The joy that swelled up within me on that day I first discovered the little green sprouting plant beneath my feet was matched only by the joy I felt on the following days when more of those same budding plants emerged near. Eight in total, and, curiously, they appeared to sprout along the path I walked when fetching water from the fountain to deliver to the King’s Foil. After deliberating for, what was an admittedly embarrassingly long period of time (it appears my sense of reasoning had been somewhat dulled during my lulls), I eventually came to the conclusion that it was the water dripping from the cracks in my hands that caused this sudden burst of growth; and, of course! How could it not have been? By virtue of its simplicity, the answer slipped through cracks in my mind—much like the water in my hands. As such, one would assume—and rightfully so—that continued watering of the area would encourage new and brilliant growth. And so, I spent the following ‘days’ gaily throwing water about me in the hopes of springing new life into this barren green pasture.

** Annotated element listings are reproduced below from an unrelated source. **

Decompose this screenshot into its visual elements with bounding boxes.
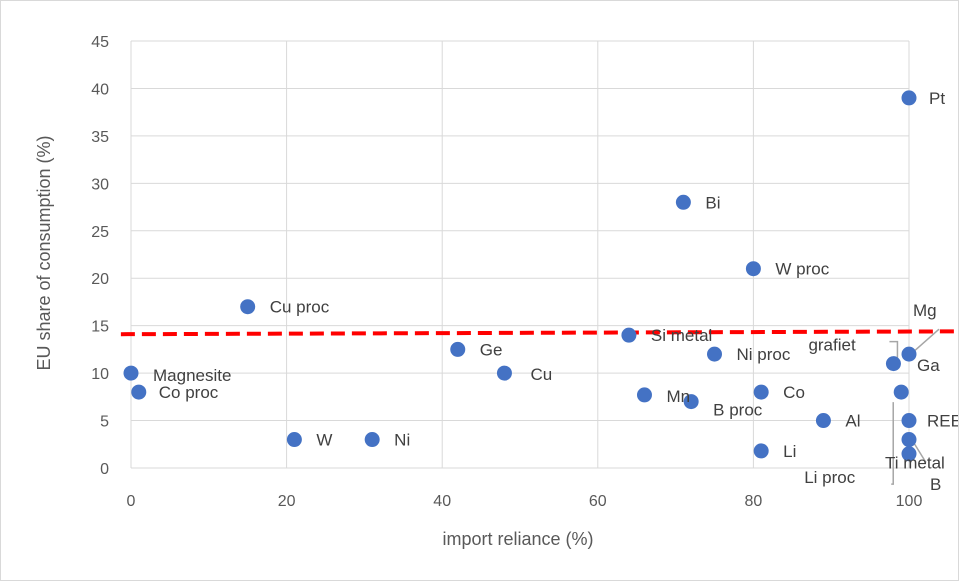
label-si-metal: Si metal [651,326,712,345]
label-w-proc: W proc [775,260,829,279]
x-tick-label: 0 [127,493,136,510]
y-tick-label: 5 [100,414,109,431]
label-cu-proc: Cu proc [270,298,330,317]
label-ga: Ga [917,356,940,375]
label-leader-lines [889,328,940,485]
x-tick-label: 20 [278,493,296,510]
label-li: Li [783,442,796,461]
label-al: Al [845,412,860,431]
x-tick-label: 80 [745,493,763,510]
point-w-proc [745,261,761,277]
label-co-proc: Co proc [159,383,219,402]
point-cu [496,365,512,381]
label-li-proc: Li proc [804,468,856,487]
label-pt: Pt [929,89,945,108]
label-co: Co [783,383,805,402]
point-b-proc [683,394,699,410]
y-tick-label: 45 [91,34,109,51]
point-ti-metal [901,432,917,448]
point-ni-proc [707,346,722,362]
leader-line-grafiet [889,340,899,358]
label-magnesite: Magnesite [153,366,231,385]
data-labels: Pt Bi W proc Cu proc Si metal Ge Ni proc Mg Ga gr… [153,89,959,494]
point-pt [901,90,917,106]
x-tick-label: 100 [896,493,923,510]
point-ree [901,413,917,429]
label-ni-proc: Ni proc [737,345,791,364]
label-b: B [930,475,941,494]
leader-line-li-proc [891,402,894,485]
label-ge: Ge [480,340,503,359]
y-tick-label: 40 [91,81,109,98]
y-axis-title: EU share of consumption (%) [34,135,54,370]
y-tick-label: 30 [91,176,109,193]
label-bi: Bi [705,193,720,212]
label-mg: Mg [913,301,937,320]
point-al [815,413,831,429]
tick-labels: 0 5 10 15 20 25 30 35 40 45 0 20 40 60 80 100 [91,34,922,510]
point-w [286,432,302,448]
x-tick-label: 40 [433,493,451,510]
leader-line-ti-metal [912,441,927,463]
point-magnesite [123,365,139,381]
label-ree: REE [927,412,959,431]
label-cu: Cu [530,365,552,384]
y-tick-label: 15 [91,319,109,336]
label-mn: Mn [666,387,690,406]
y-tick-label: 10 [91,366,109,383]
label-ti-metal: Ti metal [885,454,945,473]
point-cu-proc [240,299,256,315]
gridlines [130,40,910,469]
y-tick-label: 20 [91,271,109,288]
point-ge [450,341,466,357]
point-mn [636,387,652,403]
label-ni: Ni [394,431,410,450]
point-ni [364,432,380,448]
point-grafiet [885,356,901,372]
point-li [753,443,769,459]
point-co-proc [131,384,147,400]
point-li-proc [893,384,909,400]
y-tick-label: 25 [91,224,109,241]
point-si-metal [621,327,637,343]
leader-line-mg [912,328,940,353]
reference-dashed-line [120,329,958,337]
point-b [901,446,917,462]
y-tick-label: 35 [91,129,109,146]
x-tick-label: 60 [589,493,607,510]
point-co [753,384,769,400]
label-grafiet: grafiet [808,336,856,355]
label-w: W [316,431,332,450]
point-mg-ga [901,346,917,362]
data-points [123,90,917,462]
y-tick-label: 0 [100,461,109,478]
label-b-proc: B proc [713,401,763,420]
point-bi [675,194,691,210]
x-axis-title: import reliance (%) [442,529,593,549]
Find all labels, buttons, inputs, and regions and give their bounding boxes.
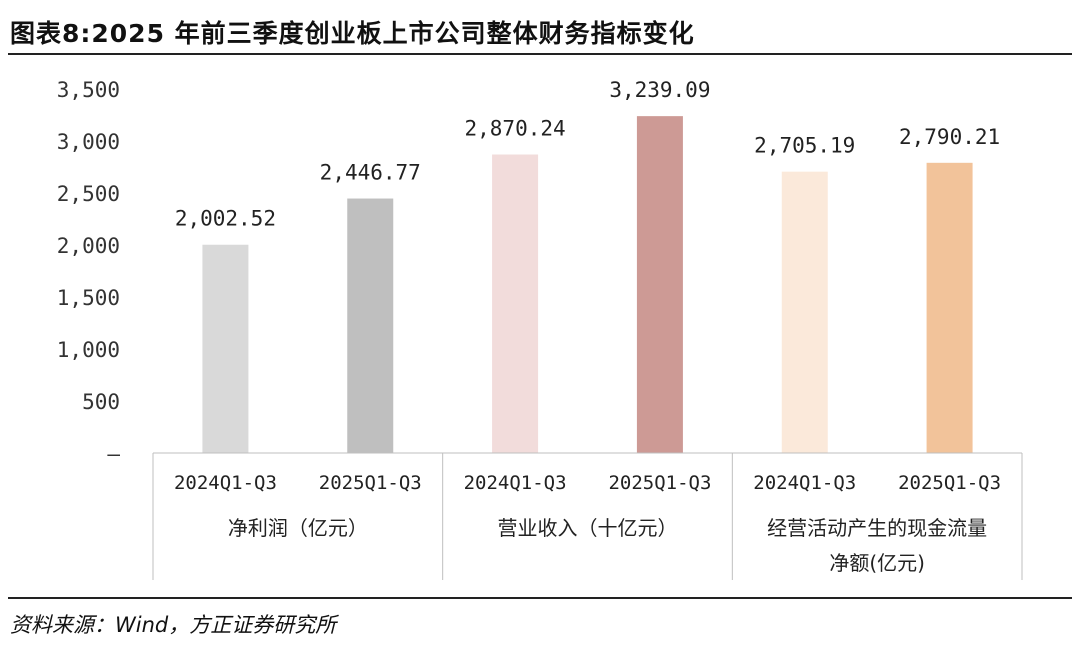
- data-label: 2,705.19: [754, 134, 855, 158]
- y-tick-label: 2,000: [57, 234, 120, 258]
- top-rule: [8, 53, 1072, 55]
- y-axis: – 500 1,000 1,500 2,000 2,500 3,000 3,500: [57, 78, 121, 466]
- x-tick-label: 2024Q1-Q3: [753, 472, 856, 494]
- group-label: 经营活动产生的现金流量: [767, 516, 987, 540]
- y-tick-label: 1,000: [57, 338, 120, 362]
- bar: [926, 162, 973, 453]
- y-tick-label: 3,500: [57, 78, 120, 102]
- bottom-rule: [8, 597, 1072, 599]
- bars: [202, 116, 973, 454]
- bar-chart: – 500 1,000 1,500 2,000 2,500 3,000 3,500 2,002…: [57, 78, 1023, 580]
- data-labels: 2,002.52 2,446.77 2,870.24 3,239.09 2,705.19…: [175, 78, 1000, 231]
- x-tick-label: 2024Q1-Q3: [464, 472, 567, 494]
- bar: [347, 198, 394, 453]
- y-tick-label: –: [107, 442, 120, 466]
- bar: [492, 154, 539, 453]
- x-axis: 2024Q1-Q3 2025Q1-Q3 净利润（亿元） 2024Q1-Q3 2025Q1…: [152, 452, 1023, 580]
- figure-title: 图表8:2025 年前三季度创业板上市公司整体财务指标变化: [10, 19, 695, 48]
- x-tick-label: 2025Q1-Q3: [608, 472, 711, 494]
- bar: [781, 171, 828, 454]
- group-label: 净利润（亿元）: [228, 516, 368, 540]
- x-tick-label: 2025Q1-Q3: [898, 472, 1001, 494]
- data-label: 2,446.77: [320, 161, 421, 185]
- group-label: 营业收入（十亿元）: [498, 516, 678, 540]
- data-label: 2,002.52: [175, 207, 276, 231]
- y-tick-label: 1,500: [57, 286, 120, 310]
- bar: [202, 244, 249, 453]
- bar: [636, 116, 683, 453]
- data-label: 3,239.09: [609, 78, 710, 102]
- source-note: 资料来源：Wind，方正证券研究所: [10, 613, 337, 637]
- x-tick-label: 2025Q1-Q3: [319, 472, 422, 494]
- data-label: 2,790.21: [899, 125, 1000, 149]
- x-tick-label: 2024Q1-Q3: [174, 472, 277, 494]
- y-tick-label: 500: [82, 390, 120, 414]
- y-tick-label: 2,500: [57, 182, 120, 206]
- data-label: 2,870.24: [465, 116, 566, 140]
- y-tick-label: 3,000: [57, 130, 120, 154]
- group-label: 净额(亿元): [829, 551, 925, 575]
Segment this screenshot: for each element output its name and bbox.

The King’s Foil remained in its ever-prevailing state of near-death. The green shoots, however, burgeoned. In what was seemingly a blink of the eye (if I ever could do such a thing), they shot up and grew to about six inches in height; their twin leaves fanned out until they were roughly the length and width of my hand. Engorged became the ground around in which they sprouted from. And, damp—waterlogged; bulging peat that squelched as I took steps near, trickling clear water from between the blades of grass as the sprouting leaves grew more prominent, and larger, until at the base of the stem came crowning a bulbous brown root; a harvest was due.

The excitement I felt was palpable—but my hands were mired by trepidation as I wrapped my marble-like fingers around the stem of the plant. It had become somewhat woody, thickened and stiff, yet still holding traces of its vivid green beginnings. The once stable earth had now become a mushy, waterlogged peat that gave way easily as I pulled at the stem—and from deep within the ground came birthing a large, bulbous root. It was conical in shape and roughly the length of my forearm and the width of two. I immediately took notice of the oddity of its shape and, more specifically, the four nubs of root protruding from the base of its body. At the stem of the root, it began bulbous and rounded in shape until coming to a pronged point where the root split in two; resembling that, if one were to close their eyes and squint, as of legs. Nubbly rounded ends protruded from the upper half and, just like before, very loosely resembled that of arms.

I gave it a once over—still holding it by the stem—inspecting its motley skin hued in a versicolour of oranges, browns, and reds, while brushing off clumps of deeply saturated dirt still clinging to the root. My thumb brushed over what felt like an indent of sorts, filled with compacted dirt. I began scraping away at it, and the more dirt I removed, the deeper the indent appeared to be until, to my surprise, I discovered that it was, in fact, a perfectly circular opening—a round slit no bigger than the tip of my finger. The root was hollow.

Next to it was another circular opening of the same shape and size of its neighbour, and, running horizontally just below them across the root was a long slit. I watched as this hairline gash begin to open, and grow wider, and as the two circular holes begin to close; watching as the thick rubbery skin of the root crinkle and bend around these openings at an uncanny speed; as if I was witnessing something that would normally take place over a period days or weeks unfold over in a matter of moments—and perhaps I was simply sitting there for days or weeks watching this root contort, yet I simply perceived it as brief moments in time. The two circular holes closed, and then opened. And then closed, and then opened once again. And I realised that the root was blinking—and its long horizontal slit was curved. The root was smiling; and from its smile came a gurgle; and following the gurgle came pouring out from its mouth a steady stream of clear, cold water. As I cradled the mewling root in my arms, with water trickling down the cracks of my bones, a name immediately came to mind: Inrorobunda tuberosum or, as it will be commonly referred as: Waterspud.